Home is Where we Hook-up

January 30, 2008

Palenque in Chiapas

Filed under: Travel,Travel in Mexico — Heligypsy @ 8:38 am

By now we have become accustomed to the men with machine guns. We no longer stare straight ahead as if – if we don’t look at them, they won’t see us – it’s a trick Zoe has taught us. No, now we are bold and will even pull over to ask directions, even though we know they don’t speak English (and they have machine guns). This was the case as we came into the park area of the Palenque Archaeological Site, at dark, looking for our campground the Mayabelle. As before in our travels, I point to the words Mayabelle in our book, as if reading English would be any easier for them. I’m certain I heard one of them repeat “Mayabelle” before waving his arm pointing down the road we were already on. They didn’t shoot us, they didn’t ask for money, and guided us in the right direction. Yeah!

Within 5 minutes we were pulling down the narrow, heavily treed driveway of the campground.
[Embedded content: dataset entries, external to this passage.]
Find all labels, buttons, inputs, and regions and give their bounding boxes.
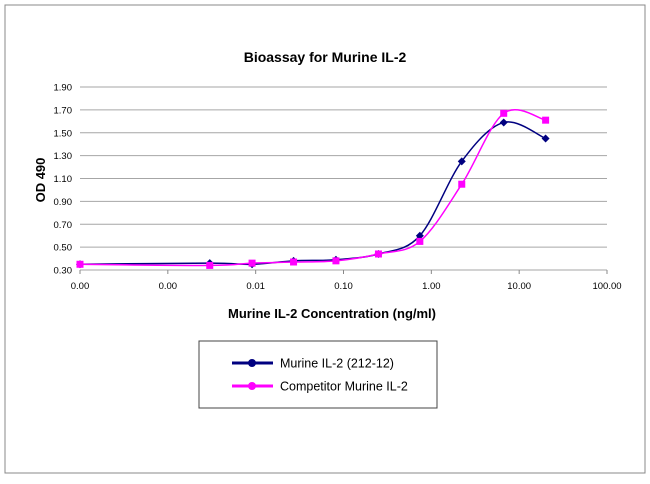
data-point xyxy=(374,250,382,258)
y-tick-label: 1.70 xyxy=(54,105,73,116)
data-point xyxy=(290,258,298,266)
legend-item: Competitor Murine IL-2 xyxy=(232,380,408,394)
data-point xyxy=(458,180,466,188)
data-point xyxy=(248,259,256,267)
y-axis-label: OD 490 xyxy=(33,158,48,203)
y-tick-label: 1.10 xyxy=(54,174,73,185)
x-tick-label: 0.10 xyxy=(334,281,353,292)
data-point xyxy=(457,157,466,166)
y-tick-label: 0.30 xyxy=(54,266,73,277)
legend-box xyxy=(198,340,438,409)
y-tick-label: 1.90 xyxy=(54,83,73,94)
y-tick-label: 1.50 xyxy=(54,128,73,139)
data-point xyxy=(415,231,424,240)
x-tick-label: 0.00 xyxy=(71,281,90,292)
legend-label: Competitor Murine IL-2 xyxy=(280,380,408,394)
data-point xyxy=(206,261,214,269)
data-point xyxy=(541,134,550,143)
data-point xyxy=(332,257,340,265)
x-tick-label: 10.00 xyxy=(507,281,531,292)
data-point xyxy=(499,118,508,127)
data-point xyxy=(416,237,424,245)
x-tick-label: 1.00 xyxy=(422,281,441,292)
series-2 xyxy=(76,108,550,269)
legend-marker xyxy=(248,359,256,367)
x-tick-label: 100.00 xyxy=(592,281,621,292)
data-point xyxy=(76,260,84,268)
chart-title: Bioassay for Murine IL-2 xyxy=(244,49,407,65)
legend-marker xyxy=(248,382,256,390)
legend-label: Murine IL-2 (212-12) xyxy=(280,357,394,371)
y-tick-label: 0.70 xyxy=(54,220,73,231)
x-axis-label: Murine IL-2 Concentration (ng/ml) xyxy=(228,306,436,321)
y-tick-label: 1.30 xyxy=(54,151,73,162)
x-tick-label: 0.00 xyxy=(159,281,178,292)
x-tick-label: 0.01 xyxy=(246,281,265,292)
legend-item: Murine IL-2 (212-12) xyxy=(232,357,394,371)
data-point xyxy=(500,109,508,117)
y-tick-label: 0.90 xyxy=(54,197,73,208)
data-point xyxy=(542,116,550,124)
legend: Murine IL-2 (212-12) Competitor Murine IL… xyxy=(198,340,438,409)
y-tick-label: 0.50 xyxy=(54,243,73,254)
series-line xyxy=(79,108,546,267)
There was light at the other end coming from the open aired restaurant and gift shop. At least 20 silhouetted individuals were enjoying dinner and live music. A truck was just ahead of us, the bed was full of backpacks and gear. Greasy haired youths in natural fiber clothing grabbed what was theirs and disappeared into the darkness. This is a place that kids who are “against the Man” and don’t want to “conform” to society find themselves hangin’ out in the palapas in the jungle doing mushrooms. In another 15 years they’ll realize they hadn’t broken free of anything, just conformed to the group of non-conformers. But, I digress, and you get the picture 🙂

We made a plan to take Zoey for a nice long walk the next day (which is getting shorter all the time for her) and head off to explore the ruins of Palenque. As I fell asleep to the live music coming from the restaurant, and distant bellows of howler monkeys in the jungle, I knew we would have to stay another night.
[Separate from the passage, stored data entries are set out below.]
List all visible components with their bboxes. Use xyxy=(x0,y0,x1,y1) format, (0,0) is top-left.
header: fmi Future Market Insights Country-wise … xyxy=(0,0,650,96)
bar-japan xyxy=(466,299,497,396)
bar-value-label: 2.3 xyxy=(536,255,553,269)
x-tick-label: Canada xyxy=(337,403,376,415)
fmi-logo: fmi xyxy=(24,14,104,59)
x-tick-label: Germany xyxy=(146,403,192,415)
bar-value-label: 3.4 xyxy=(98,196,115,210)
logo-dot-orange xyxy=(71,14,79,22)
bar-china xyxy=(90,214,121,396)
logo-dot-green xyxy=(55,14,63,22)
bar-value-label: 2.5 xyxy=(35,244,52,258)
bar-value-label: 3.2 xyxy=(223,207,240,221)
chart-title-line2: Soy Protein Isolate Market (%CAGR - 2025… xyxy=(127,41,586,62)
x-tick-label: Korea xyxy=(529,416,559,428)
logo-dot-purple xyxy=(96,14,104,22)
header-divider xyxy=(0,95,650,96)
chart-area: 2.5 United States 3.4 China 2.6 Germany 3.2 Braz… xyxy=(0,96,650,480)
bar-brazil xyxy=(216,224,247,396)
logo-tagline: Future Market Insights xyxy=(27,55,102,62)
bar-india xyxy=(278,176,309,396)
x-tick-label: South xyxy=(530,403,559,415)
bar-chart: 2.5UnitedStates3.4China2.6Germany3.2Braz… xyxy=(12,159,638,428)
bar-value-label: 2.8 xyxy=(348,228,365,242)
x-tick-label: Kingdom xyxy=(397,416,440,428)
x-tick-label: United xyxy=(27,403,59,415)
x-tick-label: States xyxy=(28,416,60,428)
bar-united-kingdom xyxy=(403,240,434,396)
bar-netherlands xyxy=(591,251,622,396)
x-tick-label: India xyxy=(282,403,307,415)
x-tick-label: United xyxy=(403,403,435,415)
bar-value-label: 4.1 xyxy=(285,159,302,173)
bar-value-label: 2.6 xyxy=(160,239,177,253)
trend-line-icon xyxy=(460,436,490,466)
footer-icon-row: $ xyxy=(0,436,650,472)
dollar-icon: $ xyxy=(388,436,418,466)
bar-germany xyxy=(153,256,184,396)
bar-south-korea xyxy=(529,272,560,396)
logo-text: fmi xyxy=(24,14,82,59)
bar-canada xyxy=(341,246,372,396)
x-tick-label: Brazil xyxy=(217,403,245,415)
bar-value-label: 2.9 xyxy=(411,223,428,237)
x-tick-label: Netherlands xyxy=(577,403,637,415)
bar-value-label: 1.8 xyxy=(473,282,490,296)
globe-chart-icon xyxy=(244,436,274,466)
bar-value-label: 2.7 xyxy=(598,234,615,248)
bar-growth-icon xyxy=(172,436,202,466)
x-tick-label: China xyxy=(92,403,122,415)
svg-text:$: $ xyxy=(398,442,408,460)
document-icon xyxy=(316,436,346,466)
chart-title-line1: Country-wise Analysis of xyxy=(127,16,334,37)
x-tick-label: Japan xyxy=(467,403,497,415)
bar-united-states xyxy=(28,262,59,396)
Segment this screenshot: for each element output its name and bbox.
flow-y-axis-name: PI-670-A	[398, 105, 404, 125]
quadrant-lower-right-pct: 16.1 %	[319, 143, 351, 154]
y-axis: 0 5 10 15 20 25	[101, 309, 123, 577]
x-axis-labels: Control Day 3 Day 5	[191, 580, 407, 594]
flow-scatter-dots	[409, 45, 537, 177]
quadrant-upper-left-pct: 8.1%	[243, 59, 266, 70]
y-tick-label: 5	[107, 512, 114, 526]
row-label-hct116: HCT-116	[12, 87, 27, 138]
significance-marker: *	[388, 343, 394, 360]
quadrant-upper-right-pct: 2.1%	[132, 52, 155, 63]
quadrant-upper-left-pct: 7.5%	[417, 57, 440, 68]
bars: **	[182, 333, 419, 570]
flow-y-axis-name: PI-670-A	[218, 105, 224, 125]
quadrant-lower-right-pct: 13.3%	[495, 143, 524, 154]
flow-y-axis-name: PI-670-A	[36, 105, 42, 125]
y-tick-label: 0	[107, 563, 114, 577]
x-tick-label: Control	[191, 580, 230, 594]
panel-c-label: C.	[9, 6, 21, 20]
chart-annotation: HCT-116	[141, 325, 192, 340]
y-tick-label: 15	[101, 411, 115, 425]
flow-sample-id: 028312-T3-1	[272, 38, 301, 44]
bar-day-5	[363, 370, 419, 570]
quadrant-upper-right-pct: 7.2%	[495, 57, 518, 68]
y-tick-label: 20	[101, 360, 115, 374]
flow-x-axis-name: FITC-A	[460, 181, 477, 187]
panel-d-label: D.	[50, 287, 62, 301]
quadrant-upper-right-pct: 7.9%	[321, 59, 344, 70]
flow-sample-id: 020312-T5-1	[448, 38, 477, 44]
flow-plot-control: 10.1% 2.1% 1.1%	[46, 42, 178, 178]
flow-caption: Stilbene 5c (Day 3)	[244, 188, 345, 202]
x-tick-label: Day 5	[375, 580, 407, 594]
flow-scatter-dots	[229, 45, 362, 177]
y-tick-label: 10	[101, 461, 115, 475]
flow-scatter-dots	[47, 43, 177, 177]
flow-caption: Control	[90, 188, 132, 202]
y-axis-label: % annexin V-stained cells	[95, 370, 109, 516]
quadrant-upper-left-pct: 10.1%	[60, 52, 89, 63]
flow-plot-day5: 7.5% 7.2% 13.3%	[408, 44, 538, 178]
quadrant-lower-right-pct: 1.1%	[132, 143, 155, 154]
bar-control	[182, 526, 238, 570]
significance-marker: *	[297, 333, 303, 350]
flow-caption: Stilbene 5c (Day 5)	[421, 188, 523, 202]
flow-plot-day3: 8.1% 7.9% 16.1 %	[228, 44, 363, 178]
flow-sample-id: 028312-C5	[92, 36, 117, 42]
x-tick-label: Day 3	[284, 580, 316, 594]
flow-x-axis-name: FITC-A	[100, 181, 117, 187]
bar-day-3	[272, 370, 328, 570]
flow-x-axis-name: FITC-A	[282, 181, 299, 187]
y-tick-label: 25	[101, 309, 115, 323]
Of the reasons we chose the Mayabelle, the close proximity to the ruins was major. To be able to leave Zoe inside the parked and hooked up vehicle was such a bonus. To get in a couple miles walking there and back was nice too – gets hard sitting for such long hours for days in a row.

The next morning we walked the winding road on a pretty good incline, keeping an ear open for approaching buses so we could step off as far to the side as the jungle would allow. The final curve dumped us into the chaos of the parking lot and ticket area. Souvenir stalls overflowed with baskets, Mayan calendars, statues, masks, multi-colored woven handbags, belts and hair scrunchies. Men with badges around their necks lurked along the sides of the ticket booth, offering “tour guide” services. Small children held out small square cardboard with figurines affixed. It’s always hard to brush off the little kids, but we do anyway.
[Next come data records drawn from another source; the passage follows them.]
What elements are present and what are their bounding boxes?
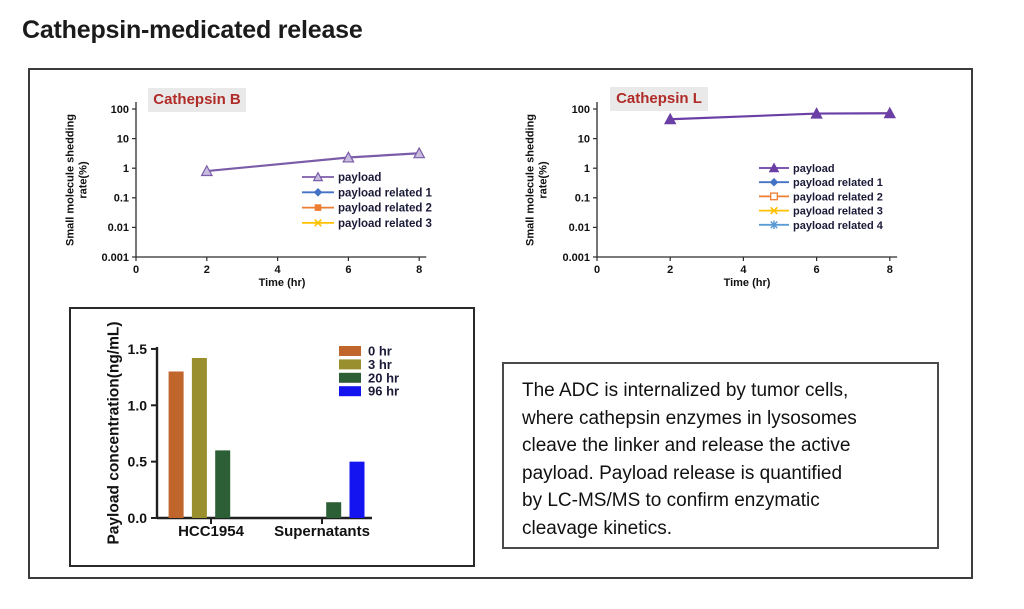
svg-text:0.01: 0.01 — [108, 222, 129, 234]
svg-text:8: 8 — [887, 264, 893, 276]
svg-text:2: 2 — [204, 264, 210, 276]
series-payload — [200, 146, 426, 177]
svg-text:100: 100 — [111, 104, 129, 116]
svg-text:0.001: 0.001 — [101, 252, 129, 264]
svg-text:payload related 4: payload related 4 — [793, 220, 884, 232]
legend: payload payload related 1 payload related … — [302, 171, 433, 230]
svg-text:Time (hr): Time (hr) — [724, 277, 771, 289]
svg-text:10: 10 — [578, 133, 590, 145]
svg-text:0: 0 — [594, 264, 600, 276]
cathepsin-b-title-badge: Cathepsin B — [148, 88, 246, 112]
bar-HCC1954-20-hr — [215, 450, 231, 518]
chart-labels: Payload concentration(ng/mL) — [105, 321, 122, 544]
svg-text:3 hr: 3 hr — [368, 357, 392, 372]
axes — [135, 102, 427, 258]
svg-text:payload related 2: payload related 2 — [793, 191, 883, 203]
description-text-box: The ADC is internalized by tumor cells, … — [502, 362, 939, 549]
bars — [168, 357, 365, 518]
cathepsin-b-line-chart: 100 10 1 0.1 0.01 0.001 0 2 4 6 8 Small molecule sh… — [64, 102, 433, 289]
svg-text:4: 4 — [740, 264, 747, 276]
tick-labels: 100 10 1 0.1 0.01 0.001 0 2 4 6 8 — [562, 104, 892, 276]
svg-text:96 hr: 96 hr — [368, 384, 399, 399]
payload-concentration-bar-chart: 1.5 1.0 0.5 0.0 HCC1954 Supernatants 0 hr3 hr2… — [105, 321, 399, 544]
svg-text:payload related 1: payload related 1 — [338, 187, 433, 199]
svg-text:0.01: 0.01 — [569, 222, 590, 234]
svg-text:1.0: 1.0 — [128, 397, 148, 413]
cathepsin-l-title-badge: Cathepsin L — [610, 87, 708, 111]
svg-text:8: 8 — [416, 264, 422, 276]
svg-text:Small molecule sheddingrate(%): Small molecule sheddingrate(%) — [64, 114, 89, 246]
cathepsin-l-line-chart: 100 10 1 0.1 0.01 0.001 0 2 4 6 8 Small molecule sh… — [524, 102, 898, 289]
tick-labels: 1.5 1.0 0.5 0.0 HCC1954 Supernatants — [128, 341, 370, 540]
svg-text:20 hr: 20 hr — [368, 370, 399, 385]
figure-panel: 100 10 1 0.1 0.01 0.001 0 2 4 6 8 Small molecule sh… — [28, 68, 973, 579]
svg-text:1: 1 — [123, 163, 129, 175]
legend: payload payload related 1 payload related … — [759, 162, 884, 232]
bar-Supernatants-20-hr — [326, 502, 342, 518]
svg-text:Supernatants: Supernatants — [274, 523, 370, 540]
bar-chart-panel: 1.5 1.0 0.5 0.0 HCC1954 Supernatants 0 hr 3 hr 2… — [69, 307, 475, 567]
svg-text:payload related 3: payload related 3 — [338, 218, 432, 230]
svg-text:0 hr: 0 hr — [368, 344, 392, 359]
svg-text:0.0: 0.0 — [128, 510, 148, 526]
svg-text:0.1: 0.1 — [575, 193, 590, 205]
svg-text:1: 1 — [584, 163, 590, 175]
svg-text:HCC1954: HCC1954 — [178, 523, 245, 540]
axes — [155, 347, 372, 520]
svg-text:0: 0 — [133, 264, 139, 276]
svg-text:payload: payload — [338, 172, 381, 184]
svg-text:payload: payload — [793, 163, 835, 175]
axes — [596, 102, 898, 258]
svg-text:10: 10 — [117, 133, 129, 145]
chart-labels: Small molecule sheddingrate(%) Time (hr) — [524, 114, 770, 289]
svg-text:payload related 1: payload related 1 — [793, 177, 883, 189]
tick-labels: 100 10 1 0.1 0.01 0.001 0 2 4 6 8 — [101, 104, 422, 276]
series-payload — [663, 106, 897, 125]
svg-text:Small molecule sheddingrate(%): Small molecule sheddingrate(%) — [524, 114, 549, 246]
svg-text:1.5: 1.5 — [128, 341, 148, 357]
svg-text:Payload concentration(ng/mL): Payload concentration(ng/mL) — [105, 321, 122, 544]
svg-text:payload related 3: payload related 3 — [793, 206, 883, 218]
svg-text:0.5: 0.5 — [128, 454, 148, 470]
bar-HCC1954-0-hr — [168, 371, 184, 518]
svg-text:Time (hr): Time (hr) — [259, 277, 306, 289]
svg-text:6: 6 — [814, 264, 820, 276]
svg-text:0.1: 0.1 — [114, 193, 129, 205]
bar-Supernatants-96-hr — [349, 461, 365, 518]
bar-HCC1954-3-hr — [191, 357, 207, 518]
svg-text:100: 100 — [572, 104, 590, 116]
chart-labels: Small molecule sheddingrate(%) Time (hr) — [64, 114, 305, 289]
svg-text:payload related 2: payload related 2 — [338, 203, 432, 215]
svg-text:2: 2 — [667, 264, 673, 276]
svg-text:6: 6 — [345, 264, 351, 276]
svg-text:0.001: 0.001 — [562, 252, 590, 264]
svg-text:4: 4 — [275, 264, 282, 276]
page-title: Cathepsin-medicated release — [22, 16, 363, 44]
The way I read about Palenque was that it is an off the beaten path type ruin. Not on the typical tourist route, not highly visited. Well, that must have been back in the day, word has gotten out, visitation is up. We arrived early enough in the mid-morning to get in-between the large, mostly French and German, tour groups. Wandering between temples, through plaza’s, over an aqueduct and up ancient steps, we tried to absorb the history, antiquity, meaning and the mystery of it all.

Mayan feet didn’t come in size 11, so side-stepping the steep and sometimes crumbling stone stairway to the top of the Temple of the Cross was a little precarious. Once I arrived, I was happy to stay awhile and enjoy the view.


The path laid out for exploring the ruins is such that we came in from the top parking lot, but would descend through a switchback set of paths and stairs, along waterfalls and pools. This allowed us to discovered yet one last set of ruins, and watch and listen to howler monkeys in the jungle before we were deposited just across the street from the museum and gift shop. A few hundred yards from that, and we were back at the Mayabelle with enough daylight to hang at the pool and visit with other travelers in the campground.



Fully recharged after a day lay-over, we were back on track for getting to Belize. One more day of driving, we would be at the border of our destination.